Oh, Sania Mirza. Who else are they going to blame the end of your engagement on? There was your civilised statement of the discovery of incompatibility, but what fun is that? When compared to speculation, we mean. That former fiancé Sohrab Mirza had a bad attitude. That his family was not going to allow her to play tennis anymore. Or that, of course, she has been spending too much time with the newly single Mahesh Bhupathi. Oh Sania, if you want to have a stunningly silent end to an engagement you need to call Karisma Kapoor and the Bachchans.
So sure everyone has a relationship pattern or a break-up pattern. But really, this is a bit much. Can’t Salman Khan sulk and throw things like normal people? Must he always do a huge movie in an exotic location and cast a girl as lead who looks like the lapsing lover. We have barely gotten over the shock (sure it’s been a while but we are sensitive that way) of seeing little Sneha Ullal in Lucky dressed up to look like Aishwarya Rai. And now we have to deal with Salman’s new heroine in Veer. She does look a lot like Katrina Kaif. Or are we imagining things?
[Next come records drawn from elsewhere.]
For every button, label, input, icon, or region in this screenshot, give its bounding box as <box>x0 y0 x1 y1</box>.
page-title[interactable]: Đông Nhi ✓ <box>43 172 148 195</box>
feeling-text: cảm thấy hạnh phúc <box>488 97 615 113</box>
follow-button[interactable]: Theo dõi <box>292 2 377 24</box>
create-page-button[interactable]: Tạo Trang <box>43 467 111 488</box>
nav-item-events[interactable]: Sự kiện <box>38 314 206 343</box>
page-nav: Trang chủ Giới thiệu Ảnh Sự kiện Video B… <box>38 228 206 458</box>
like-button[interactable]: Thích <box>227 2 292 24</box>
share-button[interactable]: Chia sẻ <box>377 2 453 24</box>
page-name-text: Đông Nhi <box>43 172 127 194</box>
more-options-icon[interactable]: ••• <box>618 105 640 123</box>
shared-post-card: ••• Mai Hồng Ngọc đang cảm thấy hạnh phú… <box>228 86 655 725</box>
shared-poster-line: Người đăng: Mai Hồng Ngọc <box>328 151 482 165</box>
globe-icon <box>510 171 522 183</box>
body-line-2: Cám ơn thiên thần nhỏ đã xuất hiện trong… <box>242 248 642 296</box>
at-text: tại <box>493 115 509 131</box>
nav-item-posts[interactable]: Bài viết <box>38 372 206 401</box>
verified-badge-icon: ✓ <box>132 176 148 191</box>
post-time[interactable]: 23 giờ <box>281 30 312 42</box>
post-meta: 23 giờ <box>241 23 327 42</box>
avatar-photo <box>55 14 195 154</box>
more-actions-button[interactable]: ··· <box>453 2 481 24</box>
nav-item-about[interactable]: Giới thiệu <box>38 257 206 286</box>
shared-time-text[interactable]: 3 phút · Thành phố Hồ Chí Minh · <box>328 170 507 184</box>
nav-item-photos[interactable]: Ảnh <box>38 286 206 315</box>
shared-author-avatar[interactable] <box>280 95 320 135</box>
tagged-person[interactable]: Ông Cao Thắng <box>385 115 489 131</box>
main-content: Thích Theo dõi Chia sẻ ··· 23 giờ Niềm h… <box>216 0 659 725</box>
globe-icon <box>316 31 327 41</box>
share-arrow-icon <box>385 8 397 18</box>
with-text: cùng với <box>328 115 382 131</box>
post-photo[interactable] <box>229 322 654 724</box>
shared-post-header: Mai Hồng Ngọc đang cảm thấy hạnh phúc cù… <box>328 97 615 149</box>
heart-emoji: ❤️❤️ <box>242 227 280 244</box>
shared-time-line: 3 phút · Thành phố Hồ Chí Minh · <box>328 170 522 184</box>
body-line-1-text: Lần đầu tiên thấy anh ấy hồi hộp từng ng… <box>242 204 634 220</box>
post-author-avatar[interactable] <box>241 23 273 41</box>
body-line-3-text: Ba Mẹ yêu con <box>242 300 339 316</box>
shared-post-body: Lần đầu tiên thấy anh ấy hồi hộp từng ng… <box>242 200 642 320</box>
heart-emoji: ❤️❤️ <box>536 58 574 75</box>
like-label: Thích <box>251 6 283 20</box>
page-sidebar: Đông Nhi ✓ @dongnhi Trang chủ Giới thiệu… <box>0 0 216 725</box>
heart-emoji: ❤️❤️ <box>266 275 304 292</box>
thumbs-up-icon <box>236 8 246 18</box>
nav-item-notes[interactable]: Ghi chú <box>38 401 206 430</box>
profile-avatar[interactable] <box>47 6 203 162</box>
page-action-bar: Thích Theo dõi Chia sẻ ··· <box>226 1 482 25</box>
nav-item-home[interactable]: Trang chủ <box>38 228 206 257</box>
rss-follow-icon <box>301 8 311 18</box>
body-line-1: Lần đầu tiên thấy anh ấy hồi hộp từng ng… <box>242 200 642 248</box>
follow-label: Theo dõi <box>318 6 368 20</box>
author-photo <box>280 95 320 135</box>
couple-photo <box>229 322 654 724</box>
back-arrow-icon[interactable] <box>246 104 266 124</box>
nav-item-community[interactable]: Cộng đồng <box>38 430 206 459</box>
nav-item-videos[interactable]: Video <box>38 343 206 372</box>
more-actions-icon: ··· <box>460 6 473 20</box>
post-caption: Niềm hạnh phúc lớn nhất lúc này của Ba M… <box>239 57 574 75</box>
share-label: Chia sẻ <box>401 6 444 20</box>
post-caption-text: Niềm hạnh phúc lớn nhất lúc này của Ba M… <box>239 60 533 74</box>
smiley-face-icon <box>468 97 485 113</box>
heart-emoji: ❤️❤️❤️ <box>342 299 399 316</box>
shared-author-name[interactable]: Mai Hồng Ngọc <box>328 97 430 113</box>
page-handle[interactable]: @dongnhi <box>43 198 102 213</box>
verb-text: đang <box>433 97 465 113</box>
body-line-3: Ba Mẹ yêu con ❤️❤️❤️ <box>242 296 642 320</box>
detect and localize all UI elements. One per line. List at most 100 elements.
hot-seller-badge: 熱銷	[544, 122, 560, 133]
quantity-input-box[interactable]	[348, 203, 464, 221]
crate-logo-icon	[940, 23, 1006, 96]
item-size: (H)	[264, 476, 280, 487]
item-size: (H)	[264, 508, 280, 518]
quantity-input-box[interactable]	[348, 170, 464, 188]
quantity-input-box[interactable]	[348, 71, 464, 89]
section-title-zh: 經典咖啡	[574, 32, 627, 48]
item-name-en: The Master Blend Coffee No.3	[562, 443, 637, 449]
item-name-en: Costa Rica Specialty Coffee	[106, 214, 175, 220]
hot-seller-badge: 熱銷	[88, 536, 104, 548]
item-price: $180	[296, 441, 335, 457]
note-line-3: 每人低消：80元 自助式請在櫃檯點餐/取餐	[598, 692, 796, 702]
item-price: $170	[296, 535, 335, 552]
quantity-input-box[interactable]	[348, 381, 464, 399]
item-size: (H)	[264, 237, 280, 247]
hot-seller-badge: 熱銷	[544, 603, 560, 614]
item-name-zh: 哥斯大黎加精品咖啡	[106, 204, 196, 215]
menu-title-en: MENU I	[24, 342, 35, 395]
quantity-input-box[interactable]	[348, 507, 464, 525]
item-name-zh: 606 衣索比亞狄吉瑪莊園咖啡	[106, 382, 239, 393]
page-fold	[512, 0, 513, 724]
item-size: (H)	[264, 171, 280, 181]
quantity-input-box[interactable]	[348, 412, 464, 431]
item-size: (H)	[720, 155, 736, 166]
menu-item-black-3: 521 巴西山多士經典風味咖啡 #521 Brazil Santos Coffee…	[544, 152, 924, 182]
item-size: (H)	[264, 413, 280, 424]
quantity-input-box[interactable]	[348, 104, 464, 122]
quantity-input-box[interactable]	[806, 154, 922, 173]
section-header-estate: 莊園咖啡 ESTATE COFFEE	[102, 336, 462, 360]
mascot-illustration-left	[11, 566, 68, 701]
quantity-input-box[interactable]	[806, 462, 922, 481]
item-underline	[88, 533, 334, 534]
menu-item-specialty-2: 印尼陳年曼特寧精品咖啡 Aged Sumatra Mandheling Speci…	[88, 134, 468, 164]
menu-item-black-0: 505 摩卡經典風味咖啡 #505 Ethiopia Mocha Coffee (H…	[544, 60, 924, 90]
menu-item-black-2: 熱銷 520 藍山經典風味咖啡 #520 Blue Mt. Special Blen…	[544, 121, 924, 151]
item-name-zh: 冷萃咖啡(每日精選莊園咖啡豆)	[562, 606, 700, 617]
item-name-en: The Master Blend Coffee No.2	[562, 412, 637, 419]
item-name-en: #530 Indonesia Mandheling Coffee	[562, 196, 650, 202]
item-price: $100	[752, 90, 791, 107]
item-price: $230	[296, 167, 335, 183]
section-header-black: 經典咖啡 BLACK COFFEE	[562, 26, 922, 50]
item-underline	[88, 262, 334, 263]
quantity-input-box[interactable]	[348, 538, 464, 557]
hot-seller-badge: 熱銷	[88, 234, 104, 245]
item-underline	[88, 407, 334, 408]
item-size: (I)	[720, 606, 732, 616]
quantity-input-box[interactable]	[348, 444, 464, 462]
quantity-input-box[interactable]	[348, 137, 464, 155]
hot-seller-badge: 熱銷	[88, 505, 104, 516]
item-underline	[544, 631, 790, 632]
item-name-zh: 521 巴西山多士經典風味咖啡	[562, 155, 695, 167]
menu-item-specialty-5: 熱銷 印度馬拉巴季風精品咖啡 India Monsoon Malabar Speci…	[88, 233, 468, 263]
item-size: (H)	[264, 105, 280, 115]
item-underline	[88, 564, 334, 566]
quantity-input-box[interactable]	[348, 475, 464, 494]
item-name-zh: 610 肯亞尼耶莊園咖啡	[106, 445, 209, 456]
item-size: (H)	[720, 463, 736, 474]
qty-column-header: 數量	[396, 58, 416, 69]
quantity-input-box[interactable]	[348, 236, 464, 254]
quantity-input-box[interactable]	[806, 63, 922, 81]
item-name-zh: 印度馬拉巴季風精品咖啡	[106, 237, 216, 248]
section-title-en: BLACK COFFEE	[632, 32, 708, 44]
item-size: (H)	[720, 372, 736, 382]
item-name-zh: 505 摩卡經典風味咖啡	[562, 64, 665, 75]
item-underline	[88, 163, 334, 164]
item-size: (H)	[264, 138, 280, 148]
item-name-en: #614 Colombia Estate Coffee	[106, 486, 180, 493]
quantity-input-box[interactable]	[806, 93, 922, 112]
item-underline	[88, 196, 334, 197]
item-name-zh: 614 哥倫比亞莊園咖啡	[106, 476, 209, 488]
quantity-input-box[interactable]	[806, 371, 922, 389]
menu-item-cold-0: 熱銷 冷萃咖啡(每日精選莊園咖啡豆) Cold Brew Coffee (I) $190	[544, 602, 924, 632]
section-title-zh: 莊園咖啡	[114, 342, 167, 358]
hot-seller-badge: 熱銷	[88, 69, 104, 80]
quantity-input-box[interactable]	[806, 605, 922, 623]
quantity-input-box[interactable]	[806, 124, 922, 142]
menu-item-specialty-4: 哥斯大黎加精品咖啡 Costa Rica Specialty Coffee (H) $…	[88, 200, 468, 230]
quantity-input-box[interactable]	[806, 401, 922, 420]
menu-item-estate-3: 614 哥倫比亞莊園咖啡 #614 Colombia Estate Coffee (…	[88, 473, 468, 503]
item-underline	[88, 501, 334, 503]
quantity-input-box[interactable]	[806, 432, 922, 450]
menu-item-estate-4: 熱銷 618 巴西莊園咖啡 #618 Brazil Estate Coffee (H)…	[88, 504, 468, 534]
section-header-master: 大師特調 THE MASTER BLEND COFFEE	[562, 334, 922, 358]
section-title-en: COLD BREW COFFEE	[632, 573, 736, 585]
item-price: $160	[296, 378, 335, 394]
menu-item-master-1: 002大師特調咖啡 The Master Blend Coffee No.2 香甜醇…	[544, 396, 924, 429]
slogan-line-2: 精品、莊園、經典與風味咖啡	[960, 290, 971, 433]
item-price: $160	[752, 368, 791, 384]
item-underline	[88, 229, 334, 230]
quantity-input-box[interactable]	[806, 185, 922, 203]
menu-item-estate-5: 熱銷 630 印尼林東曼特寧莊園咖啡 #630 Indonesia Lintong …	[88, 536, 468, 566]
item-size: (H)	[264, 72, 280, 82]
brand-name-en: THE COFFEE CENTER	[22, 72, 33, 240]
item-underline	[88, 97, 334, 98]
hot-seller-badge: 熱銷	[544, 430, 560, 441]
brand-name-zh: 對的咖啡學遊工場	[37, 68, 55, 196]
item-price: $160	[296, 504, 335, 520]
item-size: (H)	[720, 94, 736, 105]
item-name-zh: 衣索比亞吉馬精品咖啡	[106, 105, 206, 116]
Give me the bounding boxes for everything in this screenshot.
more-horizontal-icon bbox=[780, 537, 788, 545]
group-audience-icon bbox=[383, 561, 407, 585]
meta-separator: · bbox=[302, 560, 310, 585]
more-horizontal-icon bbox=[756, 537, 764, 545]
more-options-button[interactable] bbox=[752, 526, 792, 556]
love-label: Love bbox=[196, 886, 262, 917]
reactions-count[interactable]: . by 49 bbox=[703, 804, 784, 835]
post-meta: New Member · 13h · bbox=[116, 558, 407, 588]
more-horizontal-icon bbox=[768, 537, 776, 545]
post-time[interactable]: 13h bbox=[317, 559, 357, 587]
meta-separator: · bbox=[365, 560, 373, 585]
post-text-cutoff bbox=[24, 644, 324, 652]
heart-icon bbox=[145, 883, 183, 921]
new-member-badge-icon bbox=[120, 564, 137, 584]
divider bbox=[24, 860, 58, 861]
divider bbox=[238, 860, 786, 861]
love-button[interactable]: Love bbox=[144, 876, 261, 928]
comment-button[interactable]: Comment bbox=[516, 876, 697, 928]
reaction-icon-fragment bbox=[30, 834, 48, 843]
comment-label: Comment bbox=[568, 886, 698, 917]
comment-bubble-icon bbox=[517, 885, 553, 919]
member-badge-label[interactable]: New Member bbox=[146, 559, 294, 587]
If you are a fan of Aravind Adiga, rejoice. His new novel is set in Mumbai and (insiders say) reads better than The White Tiger. Having got Booker winners out of the way, let us turn to the Internet’s comic sensation and journalist Sidin Vadakut. His first work of fiction Dork: The Incredible Adventures of Robin ‘Einstein’ Varghese is out. Robin is like Adrian Mole in his perfect combination of vanity, pathos and super silliness. Oh, and Vadakut tells the wonderful truth about MBAs.
‘I’d Like For People To Think Of Me As An Actor’
MANDIRA BEDI, Actor & TV personality
Between being an actor and a cricket commentator, which would you choose?
I would choose cricket. There are two things that drive our country. One is cricket and the other is the film industry. Bollywood, however, takes a back seat to cricket because it is region specific. Hindi films are popular only in the Hindi belt but cricket binds the entire country. I enjoy my tryst with cricket because even people down south know me.
On a date, what would be a deal-breaker?
I have a thing against people who brag a lot, who name-drop. In this business, there are a lot of people who are like that.
If you were to design the Indian cricket team uniform, what colours you would include?
It has to have the tricolour because you are lucky enough to be representing the country. Now we are used to the Boys in Blue, it has to be blue.
What would make you give up acting?
People do not look at me as an actor anymore. They look at me as a host. I would like to start acting again before giving it up. I miss acting. I do a lot of theatre and that’s the thing that keeps me alive. Otherwise the work that I do either on television or for corporate events, people look at me as just a host who interviews people.
What misconception about your life bothers you?
I would like for people to know that I am an actor. I started with a television show called Shanti many years ago and it ran for almost four years. When cricket happened, people started knowing me as Mandira. Now whenever I get offers from Bollywood, there is hardly any role, either a second lead or an item number, people don’t know what to do with me. They don’t know whether I can still act.
Do you feel grateful for being a celebrity?
I feel that quite often, actually. It’s nice. Small things like if a restaurant is full, you get an entry because of your name. Doors open for you.
If you were to go back in time and apologise to someone, who would it be?
I don’t think I have really hurt anybody that I’d like to go back and apologise to. I have tried to live my life in a way that I don’t hurt anyone. I think I had anger issues. There are a lot of things that I say in anger that I don’t mean and maybe there’s someone I need to apologise to for that. Sometimes I hold a grudge, and I think life is too short for holding grudges.